Tullow attributed its rising loss to reduced oil price forecasts on the majority of its producing assets.
Meanwhile oil production for the first half of this year went up by 41 percent.
Even though Tullow hedged against global oil prices, the 57dollars per barrel price was down from the 61 dollars per barrel it received in 2016.
Commenting on the performance, the Executive Vice President for Tullow West Africa, Gary Thompson said he was confident of an equally strong second half especially with plans in place for stabilising the turret on the Jubilee oilfields.
“Tullow’s West African business had a strong first half of the year. With TEN currently producing in excess of 50,000 bopd from existing well stock and plans in place for stabilising the turret on the Jubilee FPSO,” he remarked.
Mr. Thompson added, “I am confident that we are well placed to have an equally strong second half. Our focus is on growing production as we put the technical issues on the Jubilee FPSO behind us, get back to drilling on TEN post-ITLOS and progress the GJFFD Plan.”
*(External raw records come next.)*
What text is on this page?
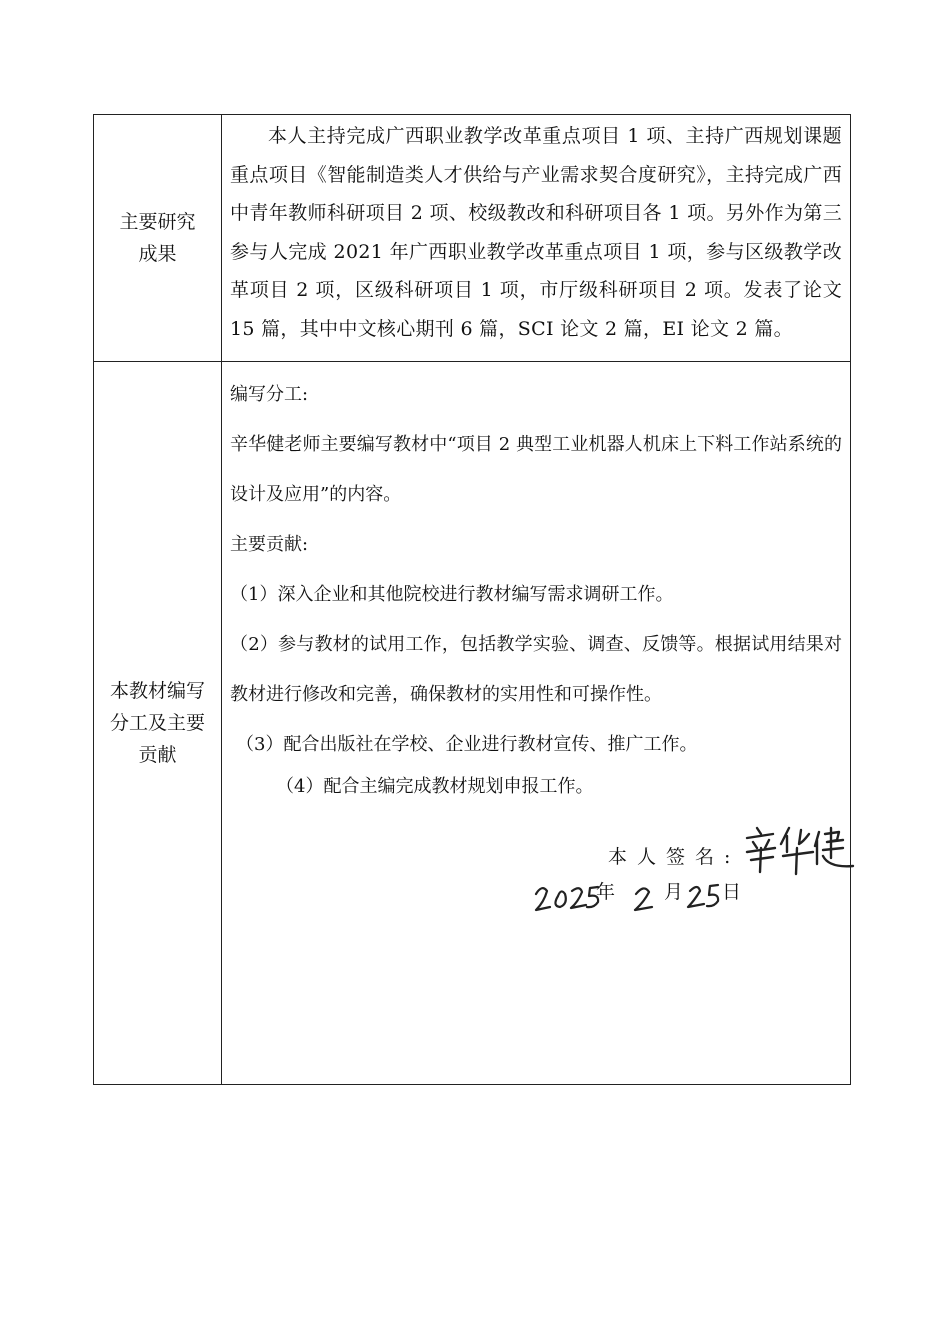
主要研究
成果
本人主持完成广西职业教学改革重点项目 1 项、主持广西规划课题重点项目《智能制造类人才供给与产业需求契合度研究》，主持完成广西中青年教师科研项目 2 项、校级教改和科研项目各 1 项。另外作为第三参与人完成 2021 年广西职业教学改革重点项目 1 项，参与区级教学改革项目 2 项，区级科研项目 1 项，市厅级科研项目 2 项。发表了论文 15 篇，其中中文核心期刊 6 篇，SCI 论文 2 篇，EI 论文 2 篇。
本教材编写
分工及主要
贡献

编写分工:

辛华健老师主要编写教材中“项目 2 典型工业机器人机床上下料工作站系统的设计及应用”的内容。

主要贡献:

（1）深入企业和其他院校进行教材编写需求调研工作。

（2）参与教材的试用工作，包括教学实验、调查、反馈等。根据试用结果对教材进行修改和完善，确保教材的实用性和可操作性。

（3）配合出版社在学校、企业进行教材宣传、推广工作。

（4）配合主编完成教材规划申报工作。

本人签名:
年	月 日
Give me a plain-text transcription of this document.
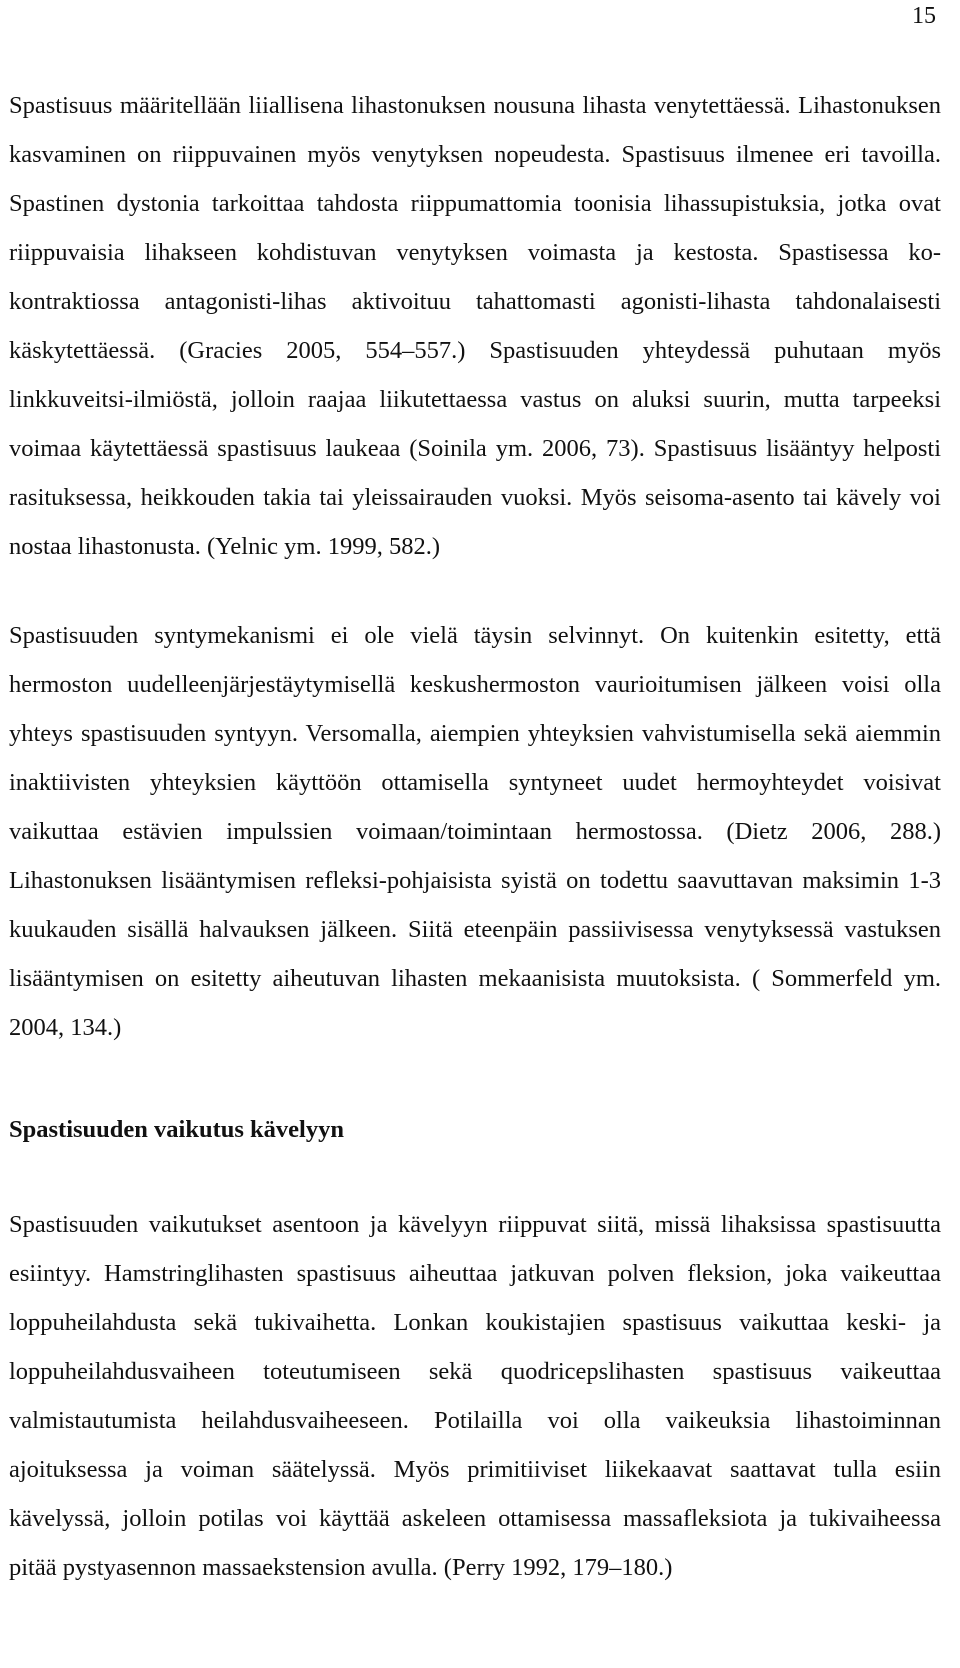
15

Spastisuus määritellään liiallisena lihastonuksen nousuna lihasta venytettäessä. Lihastonuksen kasvaminen on riippuvainen myös venytyksen nopeudesta. Spastisuus ilmenee eri tavoilla. Spastinen dystonia tarkoittaa tahdosta riippumattomia toonisia lihassupistuksia, jotka ovat riippuvaisia lihakseen kohdistuvan venytyksen voimasta ja kestosta. Spastisessa ko-kontraktiossa antagonisti-lihas aktivoituu tahattomasti agonisti-lihasta tahdonalaisesti käskytettäessä. (Gracies 2005, 554–557.) Spastisuuden yhteydessä puhutaan myös linkkuveitsi-ilmiöstä, jolloin raajaa liikutettaessa vastus on aluksi suurin, mutta tarpeeksi voimaa käytettäessä spastisuus laukeaa (Soinila ym. 2006, 73). Spastisuus lisääntyy helposti rasituksessa, heikkouden takia tai yleissairauden vuoksi. Myös seisoma-asento tai kävely voi nostaa lihastonusta. (Yelnic ym. 1999, 582.)

Spastisuuden syntymekanismi ei ole vielä täysin selvinnyt. On kuitenkin esitetty, että hermoston uudelleenjärjestäytymisellä keskushermoston vaurioitumisen jälkeen voisi olla yhteys spastisuuden syntyyn. Versomalla, aiempien yhteyksien vahvistumisella sekä aiemmin inaktiivisten yhteyksien käyttöön ottamisella syntyneet uudet hermoyhteydet voisivat vaikuttaa estävien impulssien voimaan/toimintaan hermostossa. (Dietz 2006, 288.) Lihastonuksen lisääntymisen refleksi-pohjaisista syistä on todettu saavuttavan maksimin 1-3 kuukauden sisällä halvauksen jälkeen. Siitä eteenpäin passiivisessa venytyksessä vastuksen lisääntymisen on esitetty aiheutuvan lihasten mekaanisista muutoksista. ( Sommerfeld ym. 2004, 134.)

Spastisuuden vaikutus kävelyyn

Spastisuuden vaikutukset asentoon ja kävelyyn riippuvat siitä, missä lihaksissa spastisuutta esiintyy. Hamstringlihasten spastisuus aiheuttaa jatkuvan polven fleksion, joka vaikeuttaa loppuheilahdusta sekä tukivaihetta. Lonkan koukistajien spastisuus vaikuttaa keski- ja loppuheilahdusvaiheen toteutumiseen sekä quodricepslihasten spastisuus vaikeuttaa valmistautumista heilahdusvaiheeseen. Potilailla voi olla vaikeuksia lihastoiminnan ajoituksessa ja voiman säätelyssä. Myös primitiiviset liikekaavat saattavat tulla esiin kävelyssä, jolloin potilas voi käyttää askeleen ottamisessa massafleksiota ja tukivaiheessa pitää pystyasennon massaekstension avulla. (Perry 1992, 179–180.)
West Africa Production update
On its West Africa production, Tullow stated that its West Africa net working interest oil production, including production-equivalent insurance payments, averaged 81,400 bopd in 1st half of 2017.
Full year guidance of 78,000 to 85,000 bopd remains unchanged.
Jubilee Turret Remediation Project making good progress with costs being offset by insurance payments.
Meanwhile it says the Greater Jubilee Full Field Development Plan (GJFFD) submission to Government of Ghana on track.
Furthermore, TEN production performance is in line with expectations, preparations under way to resume drilling later in the year subject to the ITLOS decision.